Efficient ULF Transmission Utilizing Stacked Magnetic Pendulum Array

A novel stacked magnetic pendulum array (MPA) is proposed as an antenna for efficient transmission in ultralow frequencies (ULF). The MPA structure consists of an array of m x n magnets stacked in n rows (m magnets of the same magnetization per row) and a solenoid that encompasses the array. The magnetic flux generated by the solenoid couples to the magnets through a mechanical motion and creates a strong time variant magnetic field at the resonance frequency of the array. The proposed MPA is developed utilizing bearings with extremely small damping which hold the magnets, enable efficient oscillation, and guarantees a high-quality factor (Q-factor).
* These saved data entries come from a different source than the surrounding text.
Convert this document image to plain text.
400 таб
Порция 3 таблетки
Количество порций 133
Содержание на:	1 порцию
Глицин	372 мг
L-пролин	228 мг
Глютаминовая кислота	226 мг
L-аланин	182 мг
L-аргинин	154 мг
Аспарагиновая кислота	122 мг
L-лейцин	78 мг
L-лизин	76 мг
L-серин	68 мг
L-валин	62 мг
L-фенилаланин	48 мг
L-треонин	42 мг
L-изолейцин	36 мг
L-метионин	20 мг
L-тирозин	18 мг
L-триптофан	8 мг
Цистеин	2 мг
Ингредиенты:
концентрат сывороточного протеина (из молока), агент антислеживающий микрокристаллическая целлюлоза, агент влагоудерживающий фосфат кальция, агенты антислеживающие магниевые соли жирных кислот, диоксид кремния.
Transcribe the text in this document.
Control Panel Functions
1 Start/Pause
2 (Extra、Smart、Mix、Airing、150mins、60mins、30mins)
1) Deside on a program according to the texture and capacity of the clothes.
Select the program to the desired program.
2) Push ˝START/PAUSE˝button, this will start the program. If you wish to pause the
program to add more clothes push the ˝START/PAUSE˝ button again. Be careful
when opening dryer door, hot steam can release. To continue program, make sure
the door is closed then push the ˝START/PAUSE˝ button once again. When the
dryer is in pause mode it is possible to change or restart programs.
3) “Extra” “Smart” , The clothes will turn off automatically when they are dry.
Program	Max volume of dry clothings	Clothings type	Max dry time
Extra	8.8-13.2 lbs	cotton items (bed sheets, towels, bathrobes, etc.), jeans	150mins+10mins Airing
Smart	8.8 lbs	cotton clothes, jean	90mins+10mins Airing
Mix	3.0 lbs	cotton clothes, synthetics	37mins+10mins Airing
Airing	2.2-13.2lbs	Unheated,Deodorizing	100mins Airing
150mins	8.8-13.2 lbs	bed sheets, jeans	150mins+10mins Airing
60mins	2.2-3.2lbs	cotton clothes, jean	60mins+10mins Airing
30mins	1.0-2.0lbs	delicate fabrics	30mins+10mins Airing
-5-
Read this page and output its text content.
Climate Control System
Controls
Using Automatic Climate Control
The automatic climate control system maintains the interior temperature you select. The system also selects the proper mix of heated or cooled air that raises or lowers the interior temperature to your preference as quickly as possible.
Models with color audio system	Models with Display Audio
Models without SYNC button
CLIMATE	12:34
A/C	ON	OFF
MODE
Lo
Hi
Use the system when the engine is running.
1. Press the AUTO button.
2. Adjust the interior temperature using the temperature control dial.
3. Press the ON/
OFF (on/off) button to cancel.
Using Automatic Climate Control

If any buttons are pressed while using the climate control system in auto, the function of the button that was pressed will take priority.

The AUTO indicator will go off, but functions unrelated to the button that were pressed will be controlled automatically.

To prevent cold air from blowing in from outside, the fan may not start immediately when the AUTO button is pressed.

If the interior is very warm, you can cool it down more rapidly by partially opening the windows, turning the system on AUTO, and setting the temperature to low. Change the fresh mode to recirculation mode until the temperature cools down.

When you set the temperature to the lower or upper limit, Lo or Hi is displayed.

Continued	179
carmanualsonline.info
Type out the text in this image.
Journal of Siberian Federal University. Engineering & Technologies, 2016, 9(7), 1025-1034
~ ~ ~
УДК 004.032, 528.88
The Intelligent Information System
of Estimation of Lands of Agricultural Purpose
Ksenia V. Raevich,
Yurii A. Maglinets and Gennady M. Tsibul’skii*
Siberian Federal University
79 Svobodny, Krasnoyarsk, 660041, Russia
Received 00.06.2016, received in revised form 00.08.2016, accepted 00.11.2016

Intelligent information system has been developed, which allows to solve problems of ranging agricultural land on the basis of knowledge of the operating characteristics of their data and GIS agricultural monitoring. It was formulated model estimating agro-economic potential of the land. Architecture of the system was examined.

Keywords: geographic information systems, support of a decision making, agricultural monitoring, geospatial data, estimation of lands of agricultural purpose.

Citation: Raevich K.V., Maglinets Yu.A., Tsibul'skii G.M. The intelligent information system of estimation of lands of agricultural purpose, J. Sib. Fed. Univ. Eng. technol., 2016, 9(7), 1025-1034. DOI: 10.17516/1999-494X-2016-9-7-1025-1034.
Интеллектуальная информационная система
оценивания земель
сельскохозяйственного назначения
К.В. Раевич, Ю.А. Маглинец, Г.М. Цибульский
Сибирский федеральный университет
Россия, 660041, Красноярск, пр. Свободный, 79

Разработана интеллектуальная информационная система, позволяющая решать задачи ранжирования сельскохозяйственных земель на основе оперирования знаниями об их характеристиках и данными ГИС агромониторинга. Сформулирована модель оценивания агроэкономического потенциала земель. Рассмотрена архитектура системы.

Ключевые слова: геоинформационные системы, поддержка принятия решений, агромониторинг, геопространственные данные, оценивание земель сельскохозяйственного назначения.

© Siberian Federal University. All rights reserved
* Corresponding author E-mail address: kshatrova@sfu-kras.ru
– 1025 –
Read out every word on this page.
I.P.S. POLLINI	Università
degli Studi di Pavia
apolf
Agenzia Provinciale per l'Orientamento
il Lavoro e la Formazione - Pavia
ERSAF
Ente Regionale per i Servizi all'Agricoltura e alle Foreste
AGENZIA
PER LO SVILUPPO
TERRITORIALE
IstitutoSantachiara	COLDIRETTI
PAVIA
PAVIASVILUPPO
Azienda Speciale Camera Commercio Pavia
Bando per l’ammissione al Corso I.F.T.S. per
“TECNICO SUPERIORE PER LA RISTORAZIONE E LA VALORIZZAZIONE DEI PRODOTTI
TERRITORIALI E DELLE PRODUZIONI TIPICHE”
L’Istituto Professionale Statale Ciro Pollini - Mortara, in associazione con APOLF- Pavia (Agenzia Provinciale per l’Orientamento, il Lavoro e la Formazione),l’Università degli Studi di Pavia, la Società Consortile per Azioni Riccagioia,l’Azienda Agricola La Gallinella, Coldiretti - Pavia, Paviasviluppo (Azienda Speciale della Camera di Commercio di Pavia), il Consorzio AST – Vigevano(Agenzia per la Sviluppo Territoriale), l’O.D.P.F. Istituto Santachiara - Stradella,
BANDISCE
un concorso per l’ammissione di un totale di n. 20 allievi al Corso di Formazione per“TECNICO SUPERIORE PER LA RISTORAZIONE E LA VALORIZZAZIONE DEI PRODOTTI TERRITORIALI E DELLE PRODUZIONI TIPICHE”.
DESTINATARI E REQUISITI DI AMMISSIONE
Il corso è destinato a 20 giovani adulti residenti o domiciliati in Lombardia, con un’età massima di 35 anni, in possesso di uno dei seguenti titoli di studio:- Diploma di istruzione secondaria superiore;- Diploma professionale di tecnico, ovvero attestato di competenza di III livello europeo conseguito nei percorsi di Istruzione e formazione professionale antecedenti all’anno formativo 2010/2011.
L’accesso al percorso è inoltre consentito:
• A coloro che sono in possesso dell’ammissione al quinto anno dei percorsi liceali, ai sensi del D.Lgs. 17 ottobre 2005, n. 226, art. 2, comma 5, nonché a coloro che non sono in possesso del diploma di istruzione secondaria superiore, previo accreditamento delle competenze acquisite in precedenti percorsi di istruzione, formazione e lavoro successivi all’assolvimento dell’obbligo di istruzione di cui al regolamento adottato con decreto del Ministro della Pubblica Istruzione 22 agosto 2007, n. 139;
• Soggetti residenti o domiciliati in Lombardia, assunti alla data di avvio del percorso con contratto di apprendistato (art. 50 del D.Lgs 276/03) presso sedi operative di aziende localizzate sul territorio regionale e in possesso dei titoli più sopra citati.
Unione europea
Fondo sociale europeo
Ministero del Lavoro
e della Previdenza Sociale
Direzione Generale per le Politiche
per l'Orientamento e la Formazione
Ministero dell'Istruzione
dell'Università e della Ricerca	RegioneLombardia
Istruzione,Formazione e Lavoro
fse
A comprehensive analysis to study the performance of the MPA and a conventional solenoid will be provided and accordingly, characteristics of an arbitrary m x n array in terms of field strength, resonance frequency, transmission efficiency and inductance are studied. Furthermore, a figure of merit(FOM) is introduced as the ratio of efficiency to the maximum linear dimension of the antenna. The experimental results for a fabricated 5 x II array show a resonance frequency of 715 Hz and a Q-factor of 94 while the maximum linear dimension of the antenna is just 9 cm. Moreover, measurement results show 24.9 dB improvement in the transmission efficiency of the MPA compared to the efficiency of a single solenoid of the same dimensions. The MPA has the FOM of 1.26 x 104 which is noticeably higher than that of proposed antennas in the literature. To demonstrate broadband transmission with the MPA, a binary frequency shift keying (BFSK) signal is transmitted through the use of direct antenna modulation (DAM) at a rate of 18 bps.